Alan Hovhaness (1911-2000)

Thursday, September 28, 2023

Neidorff-Karpati Hall, Manhattan School of Music, New York City

Before packing his suitcase for conducting dates in Spain, Poland, Ireland and France, with repertoire including Bartók (with Bavouzet), Britten, Chopin (Achúcarro), Copland, Ligeti, Respighi, Sibelius, Tchaikovsky and Vaughan Williams, Leonard Slatkin returned to the Manhattan School of Music for this tasty programme, opening with Edward Kennedy ‘Duke’ Ellington’s Three Black Kings (Balthazar; Solomon; Martin Luther King) which was left unfinished at Ellington’s death in 1974. the score completed by his son Mercer, arranged by Luther Henderson, then edited and orchestrated by Maurice Peress, his version used here. Starting with hypnotic pulses, the opening suggests a railroad journey, with lyricism that Previn might have put his name to, then some laidback jazz, becoming high-octane – featuring trumpet and saxophone solos, both confidently taken by MSM members – before something cooler then syncopated changes the mood during which Three Black Kings strives for the stars. This engaging twenty-minute piece. despite the unavoidable contributors needed to make it performable, comes across as the music Ellington would have ultimately composed, given with plenty of swing in Manhattan.
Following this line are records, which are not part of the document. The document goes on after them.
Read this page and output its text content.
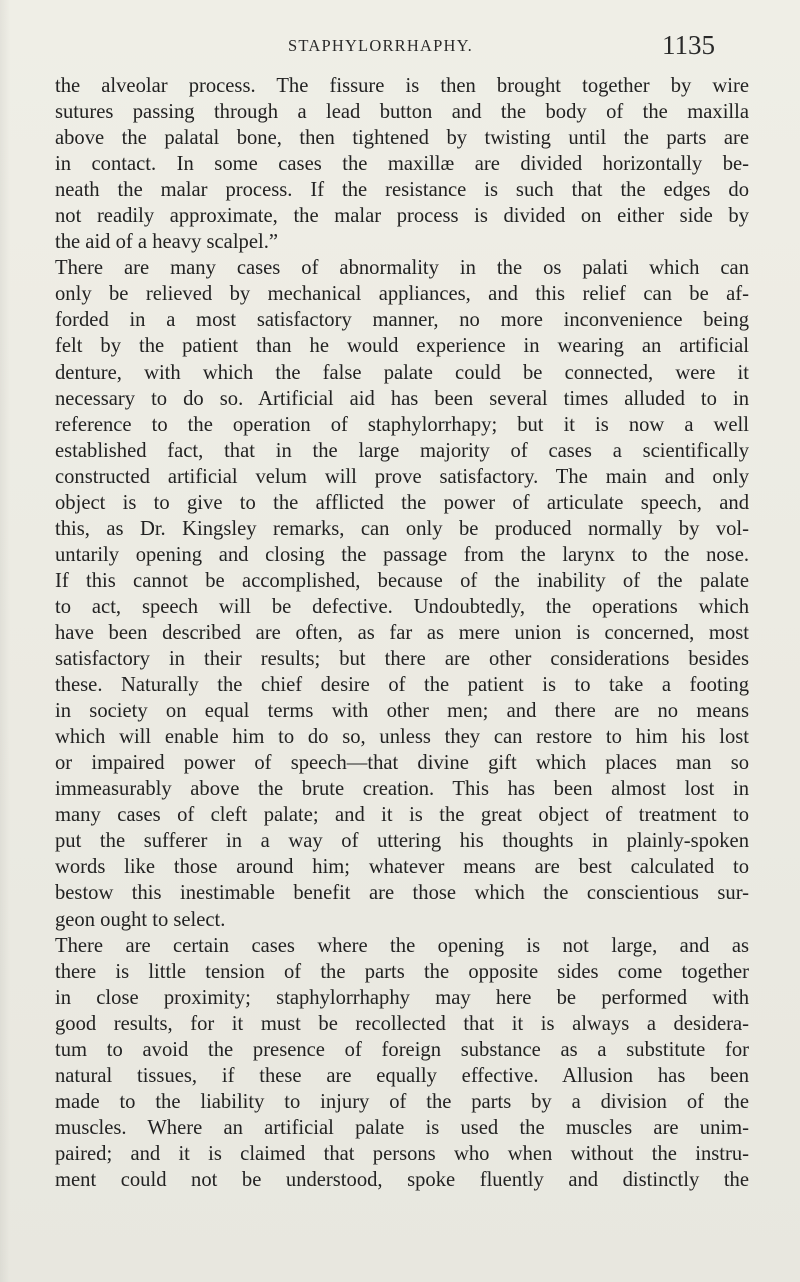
STAPHYLORRHAPHY.	1135
the alveolar process. The fissure is then brought together by wire
sutures passing through a lead button and the body of the maxilla
above the palatal bone, then tightened by twisting until the parts are
in contact. In some cases the maxillæ are divided horizontally be-
neath the malar process. If the resistance is such that the edges do
not readily approximate, the malar process is divided on either side by
the aid of a heavy scalpel.”
There are many cases of abnormality in the os palati which can
only be relieved by mechanical appliances, and this relief can be af-
forded in a most satisfactory manner, no more inconvenience being
felt by the patient than he would experience in wearing an artificial
denture, with which the false palate could be connected, were it
necessary to do so. Artificial aid has been several times alluded to in
reference to the operation of staphylorrhapy; but it is now a well
established fact, that in the large majority of cases a scientifically
constructed artificial velum will prove satisfactory. The main and only
object is to give to the afflicted the power of articulate speech, and
this, as Dr. Kingsley remarks, can only be produced normally by vol-
untarily opening and closing the passage from the larynx to the nose.
If this cannot be accomplished, because of the inability of the palate
to act, speech will be defective. Undoubtedly, the operations which
have been described are often, as far as mere union is concerned, most
satisfactory in their results; but there are other considerations besides
these. Naturally the chief desire of the patient is to take a footing
in society on equal terms with other men; and there are no means
which will enable him to do so, unless they can restore to him his lost
or impaired power of speech—that divine gift which places man so
immeasurably above the brute creation. This has been almost lost in
many cases of cleft palate; and it is the great object of treatment to
put the sufferer in a way of uttering his thoughts in plainly-spoken
words like those around him; whatever means are best calculated to
bestow this inestimable benefit are those which the conscientious sur-
geon ought to select.
There are certain cases where the opening is not large, and as
there is little tension of the parts the opposite sides come together
in close proximity; staphylorrhaphy may here be performed with
good results, for it must be recollected that it is always a desidera-
tum to avoid the presence of foreign substance as a substitute for
natural tissues, if these are equally effective. Allusion has been
made to the liability to injury of the parts by a division of the
muscles. Where an artificial palate is used the muscles are unim-
paired; and it is claimed that persons who when without the instru-
ment could not be understood, spoke fluently and distinctly the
Regarding The B-Sides Mason Bates says, “Like the forgotten bands from the flipside of an old piece of vinyl, The B-Sides offers brief landings on a variety of peculiar planets, unified by a focus on fluorescent orchestral sonorities and the morphing rhythms of electronica. The work is equally informed by Schoenberg’s Five Pieces for Orchestra as it is by a variety of American vernacular music.” Written for the San Francisco Symphony and Michael Tilson Thomas, Bates’s five pieces exhibit stellar sonorities as well as slinky dance moves with transporting textures conjuring places that are inviting to visit and return to.

The prolific Alan Hovhaness’s Stokowski-premiered Symphony No.2 (there are sixty-seven Symphonies and 434 opus numbers, with some other works not catalogued) is better known as ‘Mysterious Mountain’ and was afforded a celebrated late-1950s’ recording conducted by Fritz Reiner. In three movements (which sometimes remind of Charles Ives’s Symphony No.3 (‘The Camp Meeting’) and Ralph Vaughan Williams’s Tallis Fantasia, both 1910), the outer ones enchant, the first paints pastoral scenes of community hymn-singing (with flickers of magic dust in the orchestration), the other is meditative and chimes mystically, with the middle one gently swaying before some folk-fiddling fires things along, all elements safely gathered in by Slatkin.

Finally, An American in Paris, a Gershwin masterpiece central to Slatkin’s repertoire, here fresh and bang-on, scrupulously detailed and idiomatically expressed, whether the ebullience of the bustling city (car-horns prominent) or a moonlit stroll along a tree-lined boulevard to frequent a nightclub jam session. Slatkin’s route-map was unfailing, the talented students well-prepared and enthusiastic, as throughout this diverting concert.

Slatkin’s next visit to MSM is January, with the public performance, on the 24th, including Elgar’s Enigma Variations.